Dersim Barosu, Dersim’deki çevresel sorunlar, HES ve maden ocaklarına ilişkin Gola Çetu’da açıklama yaptı. Yapılan açıklamada, “Toplum yararını yok sayan yatırımlar, tarihi, kültürel ve doğal varlıklarımızın insan eliyle yok edilmesi, sürdürülebilir yaşamı tehdit etmektedir.” denildi.
Dersim’de hızla artan çevre tahribatına, madencilik faaliyetlerine, hidroelektrik santrali projelerine karşı hukuki ve toplumsal sorumluluklarını dile getirmek için Gola Çeto’da bir araya geldiklerini ifade eden Dersim Barosu Başkanı Doğukan Kudat, “Toplum yararını yok sayan yatırımlar, tarihi, kültürel ve doğal varlıklarımızın insan eliyle yok edilmesi, sürdürülebilir yaşamı tehdit etmektedir. Çevre, yalnızca bugünün değil, gelecek kuşakların da ortak varlığıdır. Anayasa’nın 56. maddesi açıkça, herkesin sağlıklı ve dengeli bir çevrede yaşama hakkına sahip olduğunu ve çevreyi geliştirmek, çevre sağlığını korumak ve çevre kirlenmesini önlemenin devletin ve vatandaşların görevi olduğunu düzenlemektedir.

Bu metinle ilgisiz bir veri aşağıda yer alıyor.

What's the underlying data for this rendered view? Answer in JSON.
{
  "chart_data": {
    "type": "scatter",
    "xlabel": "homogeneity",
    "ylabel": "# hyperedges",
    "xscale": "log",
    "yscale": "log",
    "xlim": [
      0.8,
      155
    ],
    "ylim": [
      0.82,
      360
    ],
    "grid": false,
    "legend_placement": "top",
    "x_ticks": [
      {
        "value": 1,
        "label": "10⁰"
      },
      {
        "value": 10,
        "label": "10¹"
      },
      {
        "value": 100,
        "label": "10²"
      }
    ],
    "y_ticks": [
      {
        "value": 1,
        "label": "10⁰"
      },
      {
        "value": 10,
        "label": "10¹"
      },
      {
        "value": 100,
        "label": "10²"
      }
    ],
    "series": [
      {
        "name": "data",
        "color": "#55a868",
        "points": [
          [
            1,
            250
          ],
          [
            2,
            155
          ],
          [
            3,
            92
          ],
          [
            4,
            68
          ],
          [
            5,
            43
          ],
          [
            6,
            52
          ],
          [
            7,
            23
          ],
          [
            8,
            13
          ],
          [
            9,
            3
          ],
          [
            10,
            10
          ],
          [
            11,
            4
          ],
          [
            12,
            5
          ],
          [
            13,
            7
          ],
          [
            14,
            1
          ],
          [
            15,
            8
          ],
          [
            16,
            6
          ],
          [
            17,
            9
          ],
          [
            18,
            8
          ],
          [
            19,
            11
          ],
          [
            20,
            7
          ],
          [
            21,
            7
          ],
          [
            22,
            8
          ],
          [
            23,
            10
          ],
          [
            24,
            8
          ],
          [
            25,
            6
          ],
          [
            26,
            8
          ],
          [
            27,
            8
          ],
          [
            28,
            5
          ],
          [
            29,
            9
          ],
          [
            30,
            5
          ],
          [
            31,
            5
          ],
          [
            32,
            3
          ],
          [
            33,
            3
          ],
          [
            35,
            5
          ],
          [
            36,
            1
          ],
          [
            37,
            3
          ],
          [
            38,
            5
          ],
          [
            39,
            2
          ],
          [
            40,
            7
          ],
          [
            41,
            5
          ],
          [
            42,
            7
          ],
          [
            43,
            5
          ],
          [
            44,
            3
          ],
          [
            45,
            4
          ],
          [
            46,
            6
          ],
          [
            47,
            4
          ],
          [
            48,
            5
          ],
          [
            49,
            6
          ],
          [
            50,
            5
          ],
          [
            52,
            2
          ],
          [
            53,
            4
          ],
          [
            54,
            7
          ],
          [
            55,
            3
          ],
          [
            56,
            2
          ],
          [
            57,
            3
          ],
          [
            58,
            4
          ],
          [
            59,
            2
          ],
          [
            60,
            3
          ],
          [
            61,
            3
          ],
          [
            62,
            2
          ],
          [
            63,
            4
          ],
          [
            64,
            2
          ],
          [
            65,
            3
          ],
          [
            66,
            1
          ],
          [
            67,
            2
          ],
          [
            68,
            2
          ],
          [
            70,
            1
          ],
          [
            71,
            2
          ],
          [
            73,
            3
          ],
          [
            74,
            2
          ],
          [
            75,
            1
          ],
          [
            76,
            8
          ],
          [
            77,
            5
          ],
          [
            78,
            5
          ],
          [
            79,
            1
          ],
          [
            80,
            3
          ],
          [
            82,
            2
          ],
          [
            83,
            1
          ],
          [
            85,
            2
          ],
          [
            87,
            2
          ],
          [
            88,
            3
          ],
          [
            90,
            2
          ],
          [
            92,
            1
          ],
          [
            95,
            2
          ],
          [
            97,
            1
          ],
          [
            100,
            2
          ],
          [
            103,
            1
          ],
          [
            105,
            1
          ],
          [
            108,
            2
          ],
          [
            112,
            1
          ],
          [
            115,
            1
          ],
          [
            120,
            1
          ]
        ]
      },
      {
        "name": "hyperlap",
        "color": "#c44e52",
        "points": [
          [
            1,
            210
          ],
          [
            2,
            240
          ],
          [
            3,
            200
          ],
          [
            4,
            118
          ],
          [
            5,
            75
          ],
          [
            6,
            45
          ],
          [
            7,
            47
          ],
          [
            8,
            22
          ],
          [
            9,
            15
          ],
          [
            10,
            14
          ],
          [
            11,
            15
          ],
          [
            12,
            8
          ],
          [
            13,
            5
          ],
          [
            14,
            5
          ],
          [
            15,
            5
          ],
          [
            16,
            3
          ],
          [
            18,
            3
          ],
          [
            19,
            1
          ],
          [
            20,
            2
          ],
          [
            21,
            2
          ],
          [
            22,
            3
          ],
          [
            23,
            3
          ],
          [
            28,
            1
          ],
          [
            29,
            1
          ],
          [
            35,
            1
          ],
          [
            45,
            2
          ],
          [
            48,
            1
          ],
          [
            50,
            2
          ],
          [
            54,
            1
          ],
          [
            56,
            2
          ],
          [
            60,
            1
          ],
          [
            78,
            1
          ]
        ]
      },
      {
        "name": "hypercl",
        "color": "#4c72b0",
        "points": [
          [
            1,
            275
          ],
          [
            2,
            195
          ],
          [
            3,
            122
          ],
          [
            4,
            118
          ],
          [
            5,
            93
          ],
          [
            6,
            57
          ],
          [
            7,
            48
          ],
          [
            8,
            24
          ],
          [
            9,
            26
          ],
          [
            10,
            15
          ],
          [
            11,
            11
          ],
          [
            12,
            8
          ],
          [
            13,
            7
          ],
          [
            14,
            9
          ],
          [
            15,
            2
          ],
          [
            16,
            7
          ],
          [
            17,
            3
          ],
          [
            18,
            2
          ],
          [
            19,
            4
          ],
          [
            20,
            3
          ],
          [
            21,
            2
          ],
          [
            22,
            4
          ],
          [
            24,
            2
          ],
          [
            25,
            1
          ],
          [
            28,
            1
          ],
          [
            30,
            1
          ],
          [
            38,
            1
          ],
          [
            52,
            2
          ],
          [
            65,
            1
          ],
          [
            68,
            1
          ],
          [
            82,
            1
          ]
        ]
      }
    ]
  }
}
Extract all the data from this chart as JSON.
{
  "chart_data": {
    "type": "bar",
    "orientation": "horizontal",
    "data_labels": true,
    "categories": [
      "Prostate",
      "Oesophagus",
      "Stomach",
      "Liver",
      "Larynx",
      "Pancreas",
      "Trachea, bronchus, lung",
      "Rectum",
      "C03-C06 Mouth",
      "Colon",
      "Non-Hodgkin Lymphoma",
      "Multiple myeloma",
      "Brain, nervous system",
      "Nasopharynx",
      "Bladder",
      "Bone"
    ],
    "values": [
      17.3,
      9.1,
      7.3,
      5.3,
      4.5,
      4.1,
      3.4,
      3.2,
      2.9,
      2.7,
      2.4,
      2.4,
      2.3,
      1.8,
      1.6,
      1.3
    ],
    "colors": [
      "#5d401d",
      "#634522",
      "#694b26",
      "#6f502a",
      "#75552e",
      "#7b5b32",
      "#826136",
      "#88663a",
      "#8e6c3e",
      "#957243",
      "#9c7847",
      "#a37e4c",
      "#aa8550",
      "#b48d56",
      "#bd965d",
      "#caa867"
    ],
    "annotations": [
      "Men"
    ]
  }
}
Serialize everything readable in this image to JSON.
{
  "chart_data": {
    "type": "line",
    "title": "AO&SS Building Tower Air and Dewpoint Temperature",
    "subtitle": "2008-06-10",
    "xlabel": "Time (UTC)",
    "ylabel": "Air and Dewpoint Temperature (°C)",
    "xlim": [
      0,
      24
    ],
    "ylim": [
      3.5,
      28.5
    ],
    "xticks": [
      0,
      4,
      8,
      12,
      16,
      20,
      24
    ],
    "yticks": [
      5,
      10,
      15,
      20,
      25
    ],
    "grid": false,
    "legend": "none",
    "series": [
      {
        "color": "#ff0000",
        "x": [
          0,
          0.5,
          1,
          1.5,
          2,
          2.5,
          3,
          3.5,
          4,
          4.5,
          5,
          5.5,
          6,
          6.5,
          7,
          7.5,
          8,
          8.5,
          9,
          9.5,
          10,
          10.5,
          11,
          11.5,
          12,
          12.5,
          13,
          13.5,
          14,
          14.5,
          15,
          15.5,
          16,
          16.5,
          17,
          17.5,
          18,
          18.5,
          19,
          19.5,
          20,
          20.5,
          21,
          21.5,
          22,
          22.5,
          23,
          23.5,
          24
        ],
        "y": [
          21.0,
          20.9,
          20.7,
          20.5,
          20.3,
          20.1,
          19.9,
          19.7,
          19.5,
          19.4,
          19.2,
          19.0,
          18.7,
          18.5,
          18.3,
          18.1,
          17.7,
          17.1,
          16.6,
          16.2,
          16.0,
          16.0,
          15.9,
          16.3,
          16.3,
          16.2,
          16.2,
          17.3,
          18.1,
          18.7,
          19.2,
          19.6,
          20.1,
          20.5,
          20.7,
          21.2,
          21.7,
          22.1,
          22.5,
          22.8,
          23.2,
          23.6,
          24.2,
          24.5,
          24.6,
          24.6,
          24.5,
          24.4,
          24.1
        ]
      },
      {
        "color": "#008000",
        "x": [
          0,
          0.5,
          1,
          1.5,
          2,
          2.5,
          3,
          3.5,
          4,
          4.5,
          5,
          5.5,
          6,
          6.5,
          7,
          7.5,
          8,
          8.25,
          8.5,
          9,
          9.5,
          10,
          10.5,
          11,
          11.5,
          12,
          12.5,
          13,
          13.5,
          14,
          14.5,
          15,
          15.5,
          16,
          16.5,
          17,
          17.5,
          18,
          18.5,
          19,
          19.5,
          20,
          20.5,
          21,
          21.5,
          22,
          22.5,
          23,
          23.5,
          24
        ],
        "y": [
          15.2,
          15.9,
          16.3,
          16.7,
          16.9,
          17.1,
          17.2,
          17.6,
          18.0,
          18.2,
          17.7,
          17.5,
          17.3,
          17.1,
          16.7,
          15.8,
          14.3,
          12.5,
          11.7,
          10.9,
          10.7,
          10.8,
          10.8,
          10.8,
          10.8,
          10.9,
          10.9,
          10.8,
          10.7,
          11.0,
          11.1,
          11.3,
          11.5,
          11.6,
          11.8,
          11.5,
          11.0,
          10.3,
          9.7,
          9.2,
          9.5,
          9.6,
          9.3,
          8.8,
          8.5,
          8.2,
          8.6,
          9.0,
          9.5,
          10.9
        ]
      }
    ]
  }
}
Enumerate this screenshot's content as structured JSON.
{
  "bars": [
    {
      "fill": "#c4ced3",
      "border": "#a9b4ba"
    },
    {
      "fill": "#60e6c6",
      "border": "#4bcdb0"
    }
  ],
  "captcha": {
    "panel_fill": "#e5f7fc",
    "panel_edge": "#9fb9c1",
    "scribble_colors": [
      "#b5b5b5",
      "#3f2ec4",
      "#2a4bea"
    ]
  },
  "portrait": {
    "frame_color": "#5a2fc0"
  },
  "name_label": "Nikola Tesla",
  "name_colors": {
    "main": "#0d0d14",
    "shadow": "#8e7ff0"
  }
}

Dersim’in her bir karış toprağı binlerce yıllık kültürel, tarihi ve ekolojik mirasın sembolüdür. Burada yürütülmek istenen madencilik faaliyetleri ve benzeri projeler, sadece doğayı değil, insan yaşamını, geçim kaynaklarını ve kültürel dokuyu da tehdit etmektedir” dedi.
“YETKİLİLERİ SORUMLU DAVRANMAYA DAVET EDİYORUZ”
Nehirleri ve dereleri soykırıma uğratan uygulamalara karşı vicdani olarak sorumluluk hissettiklerini belirten Kudat, “Bu nedenle; hukuka aykırı projelere karşı tüm yasal yolları kullanacağımızı, ekosistemi tahrip eden hiçbir girişime izin vermeyeceğimizi, halkın yaşam alanlarının ve sağlıklı çevre hakkının korunması için kararlılıkla mücadele edeceğimizi bir kez daha ifade ediyoruz. Dersim Barosu olarak, çevre hakkının yalnızca hukuki bir mesele değil, insan hakkı olduğunun altını çiziyor, kamuoyunu ve yetkilileri sorumlu davranmaya davet ediyoruz” diye konuştu.